Le Bathyskafka

Xavier Houssin, “‘Les Cosmonautes au paradis’, de Tom McCarthy : grinçante mise en orbite,” Le Monde 20 March 2009

Du temps de la chute de l’URSS, un cosmonaute soviétique était resté là-haut en orbite. Mauvais moment pour une mission spatiale. En effet, aucun des nouveaux Etats ne voulait prendre l’encombrante et onéreuse responsabilité de son retour sur Terre. Chacun se déchargeant sur les autres. La Russie disait que c’était le problème de l’Ukraine, d’où le vol était parti. Les Ukrainiens renvoyaient la patate chaude à la Lettonie, dont il était originaire. Dans l’attente d’une solution, le malheureux contemplait, de sa capsule, une planète où son pays n’existait plus.

Ce cosmonaute perdu fait le ludion du foisonnant roman de l’écrivain britannique Tom McCarthy. Tous ses personnages y sont aussi le jouet des circonstances. Le livre se passe à Prague dans les années proches de la “révolution de velours”. Un temps d’immenses espoirs, d’invraisemblable anarchie créatrice et de totale désorientation.
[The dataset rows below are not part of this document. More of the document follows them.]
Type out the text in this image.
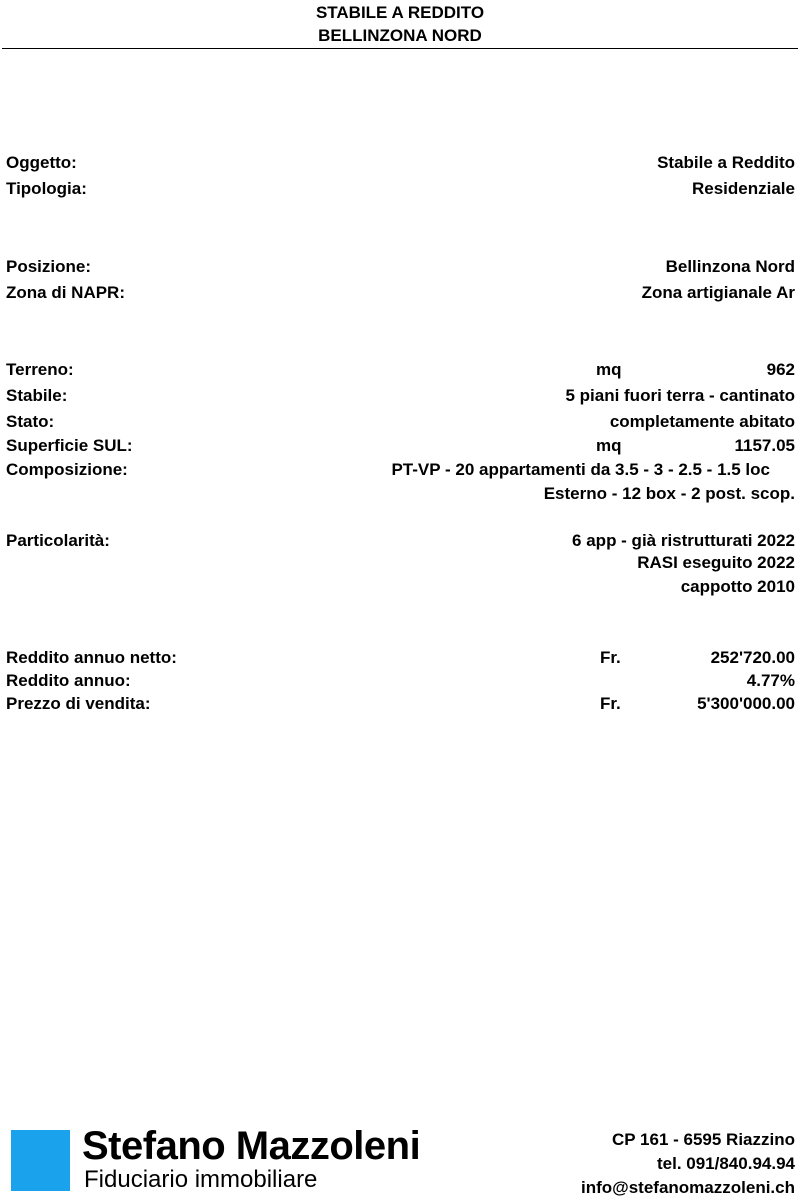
STABILE A REDDITO
BELLINZONA NORD
Oggetto:	Stabile a Reddito
Tipologia:	Residenziale
Posizione:	Bellinzona Nord
Zona di NAPR:	Zona artigianale Ar
Terreno:	mq	962
Stabile:	5 piani fuori terra - cantinato
Stato:	completamente abitato
Superficie SUL:	mq	1157.05
Composizione:	PT-VP - 20 appartamenti da 3.5 - 3 - 2.5 - 1.5 loc
Esterno - 12 box - 2 post. scop.
Particolarità:	6 app - già ristrutturati 2022
RASI eseguito 2022
cappotto 2010
Reddito annuo netto:	Fr.	252'720.00
Reddito annuo:	4.77%
Prezzo di vendita:	Fr.	5'300'000.00
Stefano Mazzoleni
Fiduciario immobiliare
CP 161 - 6595 Riazzino
tel. 091/840.94.94
info@stefanomazzoleni.ch
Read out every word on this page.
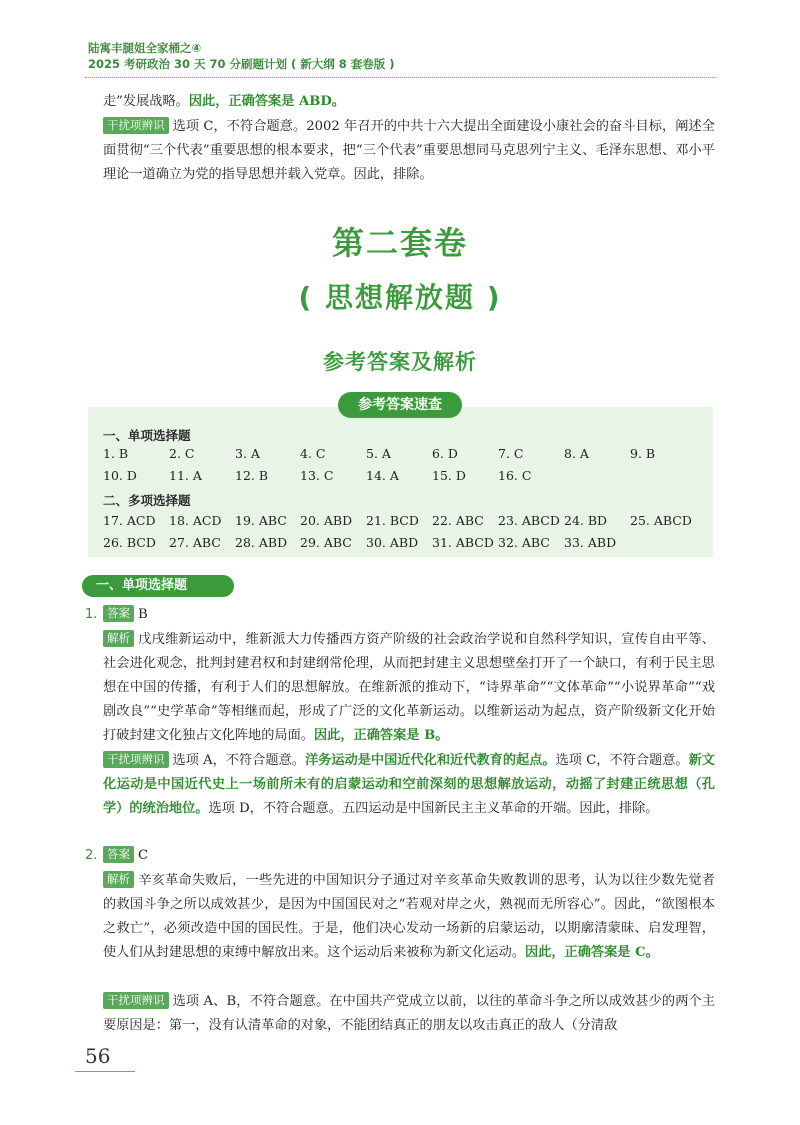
陆寓丰腿姐全家桶之④
2025 考研政治 30 天 70 分刷题计划 ( 新大纲 8 套卷版 )
走”发展战略。因此，正确答案是 ABD。
干扰项辨识 选项 C，不符合题意。2002 年召开的中共十六大提出全面建设小康社会的奋斗目标，阐述全面贯彻“三个代表”重要思想的根本要求，把“三个代表”重要思想同马克思列宁主义、毛泽东思想、邓小平理论一道确立为党的指导思想并载入党章。因此，排除。
第二套卷
( 思想解放题 )
参考答案及解析
参考答案速查
一、单项选择题
1. B	2. C	3. A	4. C	5. A	6. D	7. C	8. A	9. B
10. D	11. A	12. B	13. C	14. A	15. D	16. C
二、多项选择题
17. ACD 18. ACD 19. ABC 20. ABD 21. BCD 22. ABC 23. ABCD 24. BD 25. ABCD
26. BCD 27. ABC 28. ABD 29. ABC 30. ABD 31. ABCD 32. ABC 33. ABD
一、单项选择题
1. 答案 B
解析 戊戌维新运动中，维新派大力传播西方资产阶级的社会政治学说和自然科学知识，宣传自由平等、社会进化观念，批判封建君权和封建纲常伦理，从而把封建主义思想壁垒打开了一个缺口，有利于民主思想在中国的传播，有利于人们的思想解放。在维新派的推动下，“诗界革命”“文体革命”“小说界革命”“戏剧改良”“史学革命”等相继而起，形成了广泛的文化革新运动。以维新运动为起点，资产阶级新文化开始打破封建文化独占文化阵地的局面。因此，正确答案是 B。
干扰项辨识 选项 A，不符合题意。洋务运动是中国近代化和近代教育的起点。选项 C，不符合题意。新文化运动是中国近代史上一场前所未有的启蒙运动和空前深刻的思想解放运动，动摇了封建正统思想（孔学）的统治地位。选项 D，不符合题意。五四运动是中国新民主主义革命的开端。因此，排除。
2. 答案 C
解析 辛亥革命失败后，一些先进的中国知识分子通过对辛亥革命失败教训的思考，认为以往少数先觉者的救国斗争之所以成效甚少，是因为中国国民对之“若观对岸之火，熟视而无所容心”。因此，“欲图根本之救亡”，必须改造中国的国民性。于是，他们决心发动一场新的启蒙运动，以期廓清蒙昧、启发理智，使人们从封建思想的束缚中解放出来。这个运动后来被称为新文化运动。因此，正确答案是 C。
干扰项辨识 选项 A、B，不符合题意。在中国共产党成立以前，以往的革命斗争之所以成效甚少的两个主要原因是：第一，没有认清革命的对象，不能团结真正的朋友以攻击真正的敌人（分清敌
56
Dans cette ville de débrouille et de trafics en tout genre se croisent de drôles de protagonistes. Il y a un ancien arbitre de football acoquiné avec une bande de gangsters bulgares, des réfugiés politiques, des peintres, des étrangers en quête de sensations, un critique d’art, un détective complètement perdu… Ils vont se retrouver, ensemble et séparément, en quête d’une icône byzantine volée dans une galerie de Sofia. Il s’agit d’une peinture énigmatique, représentant un homme flottant dans le ciel au-dessus de la mer. La tête du sujet est entourée d’une sorte de halo qui forme une bulle dorée dans laquelle il semble disparaître tout entier.

S’agit-il d’un saint en lévitation, d’un extraterrestre ? Tom McCarthy nous embarque dans une bien bizarre aventure où se glissent plusieurs narrations comme autant d’épisodes d’une partie de colin-maillard. Ainsi l’on passe d’un récit touffu genre Chasse au Snark, de Lewis Carroll, à une correspondance à une seule voix, puis à des rapports policiers d’écoute et de filature.
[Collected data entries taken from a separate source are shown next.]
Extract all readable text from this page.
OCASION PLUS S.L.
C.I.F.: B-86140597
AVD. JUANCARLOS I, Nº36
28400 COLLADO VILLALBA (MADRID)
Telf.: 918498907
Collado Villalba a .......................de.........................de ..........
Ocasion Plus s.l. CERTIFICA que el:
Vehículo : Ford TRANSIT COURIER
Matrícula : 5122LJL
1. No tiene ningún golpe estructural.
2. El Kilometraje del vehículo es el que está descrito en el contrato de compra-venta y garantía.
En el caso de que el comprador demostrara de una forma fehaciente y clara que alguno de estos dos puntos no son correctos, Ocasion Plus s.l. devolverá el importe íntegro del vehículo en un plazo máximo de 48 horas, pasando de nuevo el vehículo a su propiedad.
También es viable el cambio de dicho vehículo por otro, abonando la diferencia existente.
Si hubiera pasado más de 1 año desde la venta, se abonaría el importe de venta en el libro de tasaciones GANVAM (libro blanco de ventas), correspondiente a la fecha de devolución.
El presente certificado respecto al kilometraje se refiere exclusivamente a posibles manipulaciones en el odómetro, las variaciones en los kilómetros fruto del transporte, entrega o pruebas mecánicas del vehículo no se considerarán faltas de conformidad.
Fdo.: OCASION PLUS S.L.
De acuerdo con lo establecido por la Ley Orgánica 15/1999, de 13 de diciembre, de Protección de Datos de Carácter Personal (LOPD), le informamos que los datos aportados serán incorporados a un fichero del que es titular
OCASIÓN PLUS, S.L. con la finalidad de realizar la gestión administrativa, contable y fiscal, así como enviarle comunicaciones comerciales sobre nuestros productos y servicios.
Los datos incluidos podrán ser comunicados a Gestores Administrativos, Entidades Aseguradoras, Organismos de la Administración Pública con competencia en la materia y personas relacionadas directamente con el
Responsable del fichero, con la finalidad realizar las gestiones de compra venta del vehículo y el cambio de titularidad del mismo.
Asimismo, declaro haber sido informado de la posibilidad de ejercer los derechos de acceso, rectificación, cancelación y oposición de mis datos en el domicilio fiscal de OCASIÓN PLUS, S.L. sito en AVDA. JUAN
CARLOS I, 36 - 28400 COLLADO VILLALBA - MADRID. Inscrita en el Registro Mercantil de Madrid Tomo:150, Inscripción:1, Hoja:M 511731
Les Cosmonautes au paradis tient à la fois du polar, du conte métaphysique, du journal d’énigmes et du recueil de désillusions. L’ensemble est noir, grinçant et sans cesse cocasse. C’est la tragi-comédie d’un monde où tournent des individus comme autant de mouches folles voletant autour d’une ampoule clignotante.

McCarthy sait un peu de quoi il parle. Il a vécu à Prague au début des années 1990. Il a publié un autre roman, Et ce sont les chats qui tombèrent (Hachette Littératures, 2007. “J’ai lu”, 2009), fable troublante sur la mémoire. Cet auteur d’à peine 40 ans aime Blanchot, Beckett, J.G. Ballard, Lewis Carroll et Hergé. Il a d’ailleurs consacré à Tintin (Tintin et le secret de la littérature, Hachette littératures, 2006) une brillante analyse de texte et de signes.

Tom McCarthy est un déchiffreur de cryptogrammes, à commencer par ceux qu’il nous invente. Dernière clé, peut-être, avant de s’embarquer dans cette étrange histoire. L’auteur des Cosmonautes a créé, il y a quelques années, l’International Necronautical Society. Sorte de sous-marin artistique expérimental en plongée permanente qu’on pourrait bien appeler “Le Bathyskafka”…

LES COSMONAUTES AU PARADIS (MEN IN SPACE) de Tom McCarthy. Traduit de l’anglais par Thierry Decottignies. Hachette Littératures, 382 p., 22 €.